The Baker of Mars and the Banquet of Ancestors by Steven Bergmark




I am the steward of Mars. You can find me in the tallest hole of the solar system: a caldera atop Olympus Mons. Every year, the caldera deepens a couple centimeters, and my view of the sky shrinks just slightly more.


My father held this post, and my father’s father before him. It will take another 500 years, the work of churning the mantle of Mars, exciting the liquid iron within and reviving the magnetic shield needed to resuscitate her after millenia of cold sleep.


I am the baker of Mars. I operate the largest kitchenaid this side of the meteor belt. My children, and my children’s children, will be bakers.

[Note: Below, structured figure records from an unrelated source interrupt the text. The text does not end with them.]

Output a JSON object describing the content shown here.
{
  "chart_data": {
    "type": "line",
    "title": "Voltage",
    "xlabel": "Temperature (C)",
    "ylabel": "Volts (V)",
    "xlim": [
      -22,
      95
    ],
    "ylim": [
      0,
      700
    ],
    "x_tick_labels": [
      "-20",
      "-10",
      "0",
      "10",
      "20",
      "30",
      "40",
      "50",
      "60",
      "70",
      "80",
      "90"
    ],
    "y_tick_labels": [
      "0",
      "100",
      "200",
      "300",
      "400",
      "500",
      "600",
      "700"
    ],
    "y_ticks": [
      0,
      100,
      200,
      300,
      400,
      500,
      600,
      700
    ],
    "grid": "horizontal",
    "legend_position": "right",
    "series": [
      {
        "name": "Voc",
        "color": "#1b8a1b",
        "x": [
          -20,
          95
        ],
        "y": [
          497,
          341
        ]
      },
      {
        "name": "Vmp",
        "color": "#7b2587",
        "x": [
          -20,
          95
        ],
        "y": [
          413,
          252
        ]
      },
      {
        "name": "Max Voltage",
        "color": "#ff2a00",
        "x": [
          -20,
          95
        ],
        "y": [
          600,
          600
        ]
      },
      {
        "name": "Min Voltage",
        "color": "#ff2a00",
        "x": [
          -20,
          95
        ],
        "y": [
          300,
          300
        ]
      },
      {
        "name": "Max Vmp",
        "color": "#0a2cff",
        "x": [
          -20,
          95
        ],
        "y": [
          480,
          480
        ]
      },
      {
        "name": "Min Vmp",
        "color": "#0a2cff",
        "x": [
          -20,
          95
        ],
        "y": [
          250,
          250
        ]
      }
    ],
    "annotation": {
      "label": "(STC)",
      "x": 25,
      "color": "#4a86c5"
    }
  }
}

They sent me a spouse, who herself was in a cold sleep as she made her journey from the blue-green marble to me. She’s been here a year already, actually. When I first laid eyes on her, I figured she could sleep a while longer. I could tell right away she must have an astonishing personality. She just has to. This will be a sore spot between us, when I eventually wake her up. I’ll need an excuse of some kind, some kind of depression I was buried in, unique to this rusted planet. Or my rover went kaput, somewhere out on the shallow slopes of the mountain. I need to go for a drive every once and a while. You understand, I’ll say, you must understand that.


When the work is done, year by year, the temperature will eke higher. Slowly, the little microbes will sputter back to life, and my descendants will lay down the whisks and bowls to take up the microscope and the beakers. Earth will mail us seeds, and they will take up the rakes and spades also. Scientists and farmers both, tillers of the ruby planet and close studies of the tiny pharaohs of Mars.


When I turn 65, my son or daughter will put me to sleep, and I will awaken when the work is complete, and I will meet my children yet again, and my children’s children, and my father, and my father’s father. There will be a party, a verdant party.


As long as my spouse doesn’t kill me.